# A Roamer Story



## quoll (Apr 20, 2006)

As some of you will know, I have a soft spot for Roamers. In particular I have been looking for ages for an early 44-jewel Rotopower to join my (even earlier) 21 jewel Rotopower and 23 jewel Rotodate.

This came up on eBay described as _"hand wind Roamer watch, runs but rattles when shaken"_. Hopefully, I bought it. For not a lot of money.










A quick disassembly confirmed it as a 44 jewel MST 436. With a broken rotor - hence the rattling.










With the rotor off, you can see the eight-jewel rotor bearing:










The dial was in good shape and promised to come up well with a little cleaning.










Whilst the case parts got the proprietary Quoll-registered cleaning process. (Dunking in a glass of detergent and a quick gentle scrub).


----------



## quoll (Apr 20, 2006)

...continued.

The movement, though a little dirty, was running well and keeping good time. The 44 jewel version of the MST 436 was designed as something of a 'show' movement by Roamer in the 'it must be better because it has more jewels' race in the early 60s. (Waltham won, as I recall, with a 100 jewel movement including 30 jewels around the outside of the movement, just in case the rotor touched them.) Roamer's movement can claim (just about) to have a real use for all those 44 jewels - for example the 8 in the rotor bearing - and other aspects such as the oversized winding gears give a long life too. Having said that, the 28 jewel version is also perfectly good.
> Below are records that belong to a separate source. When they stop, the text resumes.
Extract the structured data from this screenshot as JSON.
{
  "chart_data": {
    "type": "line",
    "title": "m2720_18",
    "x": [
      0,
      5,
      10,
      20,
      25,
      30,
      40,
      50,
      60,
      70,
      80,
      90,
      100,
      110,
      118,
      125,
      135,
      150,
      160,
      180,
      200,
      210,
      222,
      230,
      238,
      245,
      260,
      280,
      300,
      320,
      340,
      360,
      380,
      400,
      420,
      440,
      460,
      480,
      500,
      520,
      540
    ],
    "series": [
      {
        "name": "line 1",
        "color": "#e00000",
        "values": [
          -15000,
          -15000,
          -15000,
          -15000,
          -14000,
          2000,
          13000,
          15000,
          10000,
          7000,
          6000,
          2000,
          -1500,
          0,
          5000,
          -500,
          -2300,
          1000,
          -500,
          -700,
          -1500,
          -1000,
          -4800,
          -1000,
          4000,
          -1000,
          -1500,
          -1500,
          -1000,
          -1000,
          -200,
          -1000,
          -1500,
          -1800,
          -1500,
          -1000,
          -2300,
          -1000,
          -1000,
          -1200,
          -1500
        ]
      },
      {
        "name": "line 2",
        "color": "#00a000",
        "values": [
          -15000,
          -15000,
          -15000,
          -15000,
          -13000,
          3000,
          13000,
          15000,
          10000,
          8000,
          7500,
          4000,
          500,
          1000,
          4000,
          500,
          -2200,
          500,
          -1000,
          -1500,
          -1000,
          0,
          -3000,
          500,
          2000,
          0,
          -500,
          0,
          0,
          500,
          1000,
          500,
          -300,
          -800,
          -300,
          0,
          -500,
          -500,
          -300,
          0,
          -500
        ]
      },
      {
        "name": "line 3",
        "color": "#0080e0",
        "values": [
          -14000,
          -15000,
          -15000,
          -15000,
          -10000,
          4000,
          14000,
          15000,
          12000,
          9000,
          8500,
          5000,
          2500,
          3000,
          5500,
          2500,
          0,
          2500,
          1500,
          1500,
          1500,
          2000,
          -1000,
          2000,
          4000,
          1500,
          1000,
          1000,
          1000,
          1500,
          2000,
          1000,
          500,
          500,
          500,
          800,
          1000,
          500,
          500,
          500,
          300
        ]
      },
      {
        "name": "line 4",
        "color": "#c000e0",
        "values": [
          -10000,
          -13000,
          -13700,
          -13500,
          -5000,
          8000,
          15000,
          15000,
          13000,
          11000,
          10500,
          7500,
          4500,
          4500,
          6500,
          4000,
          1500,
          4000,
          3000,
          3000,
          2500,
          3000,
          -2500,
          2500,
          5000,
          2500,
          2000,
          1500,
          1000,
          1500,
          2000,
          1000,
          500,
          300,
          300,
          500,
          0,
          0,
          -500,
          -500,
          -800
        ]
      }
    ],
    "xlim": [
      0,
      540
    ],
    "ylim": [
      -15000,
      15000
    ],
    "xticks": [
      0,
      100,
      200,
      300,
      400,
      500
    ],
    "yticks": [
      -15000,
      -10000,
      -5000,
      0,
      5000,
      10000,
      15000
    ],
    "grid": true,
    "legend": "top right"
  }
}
There was nothing seriously amiss with the movement and it reassembled nicely.










The case parts are good, though there is a little plating loss to the lugs. All the bits are original, including the crown. The dial cleaned up really well. A new crystal and we have the finished article:





































The lume dots are Promethium and lost their glow long ago. It dates from around 1960, BTW.


----------



## Bladerunner (Jun 4, 2006)

Well done Quoll, like the way you have shown how you have gone through it step by step, can really see a difference & it looks great.


----------



## PhilM (Nov 5, 2004)

Wow that's a huge imporovment on the watch, the dial has come up so clean it looks like new









Also have to say your pictures are always very good


----------



## quoll (Apr 20, 2006)

Thanks all!

The dial was pretty good in the first place. It just needed a light brushing to remove dust and I used a stiffer brush and a soft wooden modelling stick on a few more stubborn bits. The I used the stick on the indeces too.

I use a range of artists brushes - they come in various sizes and bristle stiffness.

The case got a minor polish with a gold cloth too.


----------



## mach 0.0013137 (Jan 10, 2005)

An excellent job, it didn`t half scrub up well, very smart


----------



## media_mute (Apr 30, 2006)

wow- that looks great!


----------



## JohnW (Dec 27, 2006)

quoll said:


> Thanks all!
> 
> The dial was pretty good in the first place. It just needed a light brushing to remove dust and I used a stiffer brush and a soft wooden modelling stick on a few more stubborn bits. The I used the stick on the indeces too.
> 
> ...


Lovely! I saw that eBay item. Have you returned to Australia?


----------



## mel (Dec 6, 2006)

Very Nice - want one! h34r:


----------



## dapper (Jun 18, 2004)

Nice post Quoll - great watch & I enjoyed the picture story :thumbsup:


----------



## Guest (Dec 8, 2008)

Great job mate ,top photos to match :clap:


----------



## Filterlab (Nov 13, 2008)

Looks fantastic mate, that dial really cleaned up beautifully.  Kind of makes me want to ditch my day job and settle down in my own little workshop.

Trouble is - no tools and gigantic hands.


----------



## mjolnir (Jan 3, 2006)

It is a great story. The watch looks great and I love seeing photo's along the way as something is finished. Shows the work that's been put into it.



JohnW said:


> Lovely! I saw that eBay item. Have you returned to Australia?


I'm also really impressed with this thread being bumped from well over a year ago. That's some excellent use of the search function :lol:

Worth it just to see it again though.


----------



## dapper (Jun 18, 2004)

mjolnir said:


> I'm also really impressed with this thread being bumped from well over a year ago.


I didn't notice that :lol:


----------